Baisser la garde pourrait en effet s’avérer fatal. Selon les dernières modélisations publiées lundi par la Task Force Covid-19, l’organisation hebdomadaire de 50 réunions privées avec 50 invités, en l’absence de distanciation sociale, combinée à un quotidien scolaire «à l’ancienne» (pas de distanciation, pas de traçage), pourrait faire exploser les courbes. D’ici décembre, le nombre d’hospitalisations en soins intensifs dépasserait la barre des 150 patients. Plus de 1 500 décès seraient à prévoir jusqu’au printemps 2021.
Par contre, une organisation de l’école soumise à un traçage efficace, combinée à la tenue de 150 manifestations par semaine accueillant à chaque fois 200 personnes, respectant la distanciation sociale avec à la clé un dépistage de taille, auraient un effet bien plus limité. Seul un léger regain du nombre d’hospitalisations en soins intensifs est prédit (pic de 20 en mars 2021). Le nombre de décès augmenterait progressivement à 200 en fin d’année. Le pic pourrait attendre les 400 victimes fin 2021.
«Consultez si vous avez des symptômes»
Il s’agit à chaque fois de moyennes calculées par les scientifiques qui peuvent varier en fonction de l’évolution du nombre de nouvelles infections. «Le danger est réel», insiste Paulette Lenert en dépit du nombre réduit de cas positifs enregistrés ces derniers jours. «On a eu le cas d’une fête d’anniversaire ayant réuni 30 personnes. En fin de compte, 12 cas positifs ont été décelés», illustre le Dr Jean-Claude Schmit. Le directeur de la Santé poursuit son raisonnement : «Si 20 personnes ont un contact étroit avec 10 autres, le traçage est gérable. Mais si 20 personnes fréquentent une fête de 80 personnes, on sera confrontés à un problème.» Le contact étroit est défini comme la rencontre d’une durée de plus de 15 minutes sans respect des gestes barrières (par exemple une sortie au restaurant). «Si une des personnes est testée positive, il est important de pouvoir se remémorer ceux qu’elle a fréquentés», note la ministre de la Santé.
«Le meilleur moyen d’éviter de nouvelles infections est de garder ses distances ou de porter un masque là où il n’est pas possible de respecter la distance des 2 mètres, même si cela devient lassant», ajoute Paulette Lenert.
Autre «règle suprême» qui serait un peu tombée aux oubliettes : «Dès que vous présentez des symptômes qui peuvent de près ou de loin être liés au coronavirus, consultez un médecin et évitez d’aller travailler.»
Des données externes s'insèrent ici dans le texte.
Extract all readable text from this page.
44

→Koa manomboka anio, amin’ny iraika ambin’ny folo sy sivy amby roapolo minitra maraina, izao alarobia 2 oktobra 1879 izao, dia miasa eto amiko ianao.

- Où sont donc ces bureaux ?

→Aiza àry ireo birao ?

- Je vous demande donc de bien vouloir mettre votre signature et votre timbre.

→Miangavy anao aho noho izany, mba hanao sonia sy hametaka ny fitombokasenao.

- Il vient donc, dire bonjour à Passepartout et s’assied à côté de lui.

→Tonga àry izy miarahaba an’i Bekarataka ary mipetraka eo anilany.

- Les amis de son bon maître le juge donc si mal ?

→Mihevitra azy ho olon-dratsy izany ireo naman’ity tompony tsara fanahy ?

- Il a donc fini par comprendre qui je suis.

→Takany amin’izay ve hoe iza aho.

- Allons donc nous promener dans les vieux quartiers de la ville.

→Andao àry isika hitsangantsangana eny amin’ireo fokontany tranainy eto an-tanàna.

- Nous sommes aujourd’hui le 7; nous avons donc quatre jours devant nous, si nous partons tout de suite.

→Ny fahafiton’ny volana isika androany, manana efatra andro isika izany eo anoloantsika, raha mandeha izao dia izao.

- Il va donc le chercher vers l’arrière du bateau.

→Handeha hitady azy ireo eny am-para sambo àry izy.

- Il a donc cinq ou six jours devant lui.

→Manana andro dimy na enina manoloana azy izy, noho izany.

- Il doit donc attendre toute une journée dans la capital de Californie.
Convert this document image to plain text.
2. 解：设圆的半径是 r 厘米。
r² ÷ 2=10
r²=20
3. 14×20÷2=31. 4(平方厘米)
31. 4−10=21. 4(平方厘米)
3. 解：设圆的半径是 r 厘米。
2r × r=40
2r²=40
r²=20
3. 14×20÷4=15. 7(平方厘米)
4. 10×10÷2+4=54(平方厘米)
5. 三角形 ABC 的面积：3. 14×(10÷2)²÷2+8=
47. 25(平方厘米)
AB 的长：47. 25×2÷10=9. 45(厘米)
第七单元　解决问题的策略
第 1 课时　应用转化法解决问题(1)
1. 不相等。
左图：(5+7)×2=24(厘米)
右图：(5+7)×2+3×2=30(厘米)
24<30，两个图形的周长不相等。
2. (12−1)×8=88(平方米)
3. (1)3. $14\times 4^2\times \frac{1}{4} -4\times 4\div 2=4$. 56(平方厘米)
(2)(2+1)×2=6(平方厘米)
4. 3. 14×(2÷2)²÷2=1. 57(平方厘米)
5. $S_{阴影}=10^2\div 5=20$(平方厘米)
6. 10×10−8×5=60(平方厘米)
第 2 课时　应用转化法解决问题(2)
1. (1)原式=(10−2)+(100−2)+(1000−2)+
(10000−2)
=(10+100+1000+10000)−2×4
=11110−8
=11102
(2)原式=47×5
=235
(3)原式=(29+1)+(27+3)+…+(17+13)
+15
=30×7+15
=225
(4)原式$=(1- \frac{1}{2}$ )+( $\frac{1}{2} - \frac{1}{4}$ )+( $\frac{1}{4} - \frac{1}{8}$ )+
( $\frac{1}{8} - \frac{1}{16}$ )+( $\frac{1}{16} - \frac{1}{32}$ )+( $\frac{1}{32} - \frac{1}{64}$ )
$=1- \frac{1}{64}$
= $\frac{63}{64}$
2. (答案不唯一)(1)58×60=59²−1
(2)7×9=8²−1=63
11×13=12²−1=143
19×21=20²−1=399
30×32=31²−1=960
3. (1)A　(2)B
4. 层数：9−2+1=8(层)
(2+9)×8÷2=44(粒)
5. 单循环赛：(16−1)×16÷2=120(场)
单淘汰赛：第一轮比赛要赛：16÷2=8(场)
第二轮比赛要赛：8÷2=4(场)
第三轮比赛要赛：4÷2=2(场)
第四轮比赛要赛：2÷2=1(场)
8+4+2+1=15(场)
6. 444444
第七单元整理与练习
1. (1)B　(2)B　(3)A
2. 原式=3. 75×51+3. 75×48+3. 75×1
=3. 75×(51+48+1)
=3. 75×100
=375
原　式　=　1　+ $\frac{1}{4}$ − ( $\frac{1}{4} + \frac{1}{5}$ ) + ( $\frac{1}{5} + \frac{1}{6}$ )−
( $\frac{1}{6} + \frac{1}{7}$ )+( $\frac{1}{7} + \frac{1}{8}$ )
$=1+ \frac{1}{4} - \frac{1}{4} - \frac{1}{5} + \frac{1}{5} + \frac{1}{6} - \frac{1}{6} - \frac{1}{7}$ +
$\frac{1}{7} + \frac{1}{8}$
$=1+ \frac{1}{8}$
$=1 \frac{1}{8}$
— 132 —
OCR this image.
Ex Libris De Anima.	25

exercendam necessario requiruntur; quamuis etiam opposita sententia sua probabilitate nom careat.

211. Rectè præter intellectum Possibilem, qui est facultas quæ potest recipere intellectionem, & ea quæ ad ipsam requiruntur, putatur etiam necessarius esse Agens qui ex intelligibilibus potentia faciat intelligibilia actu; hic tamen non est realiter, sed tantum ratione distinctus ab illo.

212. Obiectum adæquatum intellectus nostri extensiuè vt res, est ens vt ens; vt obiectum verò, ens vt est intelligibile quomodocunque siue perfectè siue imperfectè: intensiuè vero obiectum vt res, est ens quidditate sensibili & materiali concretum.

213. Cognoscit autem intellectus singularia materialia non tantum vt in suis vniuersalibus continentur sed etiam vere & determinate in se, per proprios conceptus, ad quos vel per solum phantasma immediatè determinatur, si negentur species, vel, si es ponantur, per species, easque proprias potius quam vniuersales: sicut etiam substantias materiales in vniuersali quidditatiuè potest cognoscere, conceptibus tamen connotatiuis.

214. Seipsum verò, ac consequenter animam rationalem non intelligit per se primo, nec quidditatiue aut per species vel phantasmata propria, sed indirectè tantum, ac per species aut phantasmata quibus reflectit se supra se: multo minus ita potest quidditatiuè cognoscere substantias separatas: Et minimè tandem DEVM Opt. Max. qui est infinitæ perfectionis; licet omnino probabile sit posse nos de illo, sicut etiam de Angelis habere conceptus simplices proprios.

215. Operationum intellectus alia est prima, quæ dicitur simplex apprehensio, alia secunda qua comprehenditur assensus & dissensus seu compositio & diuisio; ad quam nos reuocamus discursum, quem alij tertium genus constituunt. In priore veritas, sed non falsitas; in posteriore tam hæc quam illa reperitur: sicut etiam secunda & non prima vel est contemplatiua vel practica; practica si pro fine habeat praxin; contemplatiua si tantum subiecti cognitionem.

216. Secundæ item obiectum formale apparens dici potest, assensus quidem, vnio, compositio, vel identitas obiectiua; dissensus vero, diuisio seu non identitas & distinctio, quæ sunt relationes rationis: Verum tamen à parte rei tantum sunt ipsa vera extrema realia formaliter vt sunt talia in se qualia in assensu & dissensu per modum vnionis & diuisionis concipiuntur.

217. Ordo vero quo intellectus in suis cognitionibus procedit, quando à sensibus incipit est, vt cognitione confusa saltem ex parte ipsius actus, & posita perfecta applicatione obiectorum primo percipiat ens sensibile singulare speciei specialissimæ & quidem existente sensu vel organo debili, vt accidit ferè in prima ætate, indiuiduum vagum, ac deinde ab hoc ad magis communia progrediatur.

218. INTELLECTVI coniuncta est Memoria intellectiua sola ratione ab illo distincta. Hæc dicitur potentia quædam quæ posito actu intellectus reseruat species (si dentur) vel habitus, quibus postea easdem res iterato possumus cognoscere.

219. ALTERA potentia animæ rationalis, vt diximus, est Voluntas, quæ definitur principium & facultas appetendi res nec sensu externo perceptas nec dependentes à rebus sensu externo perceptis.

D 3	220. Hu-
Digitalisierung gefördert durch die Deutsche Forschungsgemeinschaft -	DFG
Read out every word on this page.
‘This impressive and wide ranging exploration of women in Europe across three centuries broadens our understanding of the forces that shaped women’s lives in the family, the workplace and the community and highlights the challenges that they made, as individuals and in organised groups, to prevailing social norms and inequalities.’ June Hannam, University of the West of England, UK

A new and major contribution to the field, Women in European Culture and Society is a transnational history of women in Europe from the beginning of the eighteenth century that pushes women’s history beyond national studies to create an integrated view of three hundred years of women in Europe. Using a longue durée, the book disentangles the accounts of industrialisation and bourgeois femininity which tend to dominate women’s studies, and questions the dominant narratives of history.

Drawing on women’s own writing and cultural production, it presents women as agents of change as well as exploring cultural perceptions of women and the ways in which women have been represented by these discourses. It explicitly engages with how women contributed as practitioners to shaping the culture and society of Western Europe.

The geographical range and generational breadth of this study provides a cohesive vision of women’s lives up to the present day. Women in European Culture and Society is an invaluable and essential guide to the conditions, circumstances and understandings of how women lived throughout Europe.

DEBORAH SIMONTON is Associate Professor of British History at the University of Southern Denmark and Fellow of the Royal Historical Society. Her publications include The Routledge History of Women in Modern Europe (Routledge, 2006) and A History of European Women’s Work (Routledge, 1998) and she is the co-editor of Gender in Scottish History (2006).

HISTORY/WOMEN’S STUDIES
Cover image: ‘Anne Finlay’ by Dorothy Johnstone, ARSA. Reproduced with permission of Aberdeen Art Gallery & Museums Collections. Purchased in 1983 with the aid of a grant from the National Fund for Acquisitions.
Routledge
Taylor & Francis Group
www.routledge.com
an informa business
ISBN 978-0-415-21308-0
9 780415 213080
La combinaison entre respect des gestes barrières, dépistage et traçage reste donc primordiale même si le nombre de règles strictes est aujourd’hui fortement réduit. Le port obligatoire du masque est ainsi limité aux transports publics et aux lieux accessibles au public (commerces, guichets, centres sportifs). Les enfants de moins de 6 ans sont exemptés. Les rassemblements en public de plus de 20 personnes restent fortement encadrés (places assises obligatoires).
Le ministère de la Santé compte avoir mis en place, d’ici la mi-juillet, une nouvelle stratégie de tests pour continuer à accompagner le déconfinement. Les travaux afin d’ajuster les lois Covid, validées lundi pour la durée d’un mois, sont également lancés.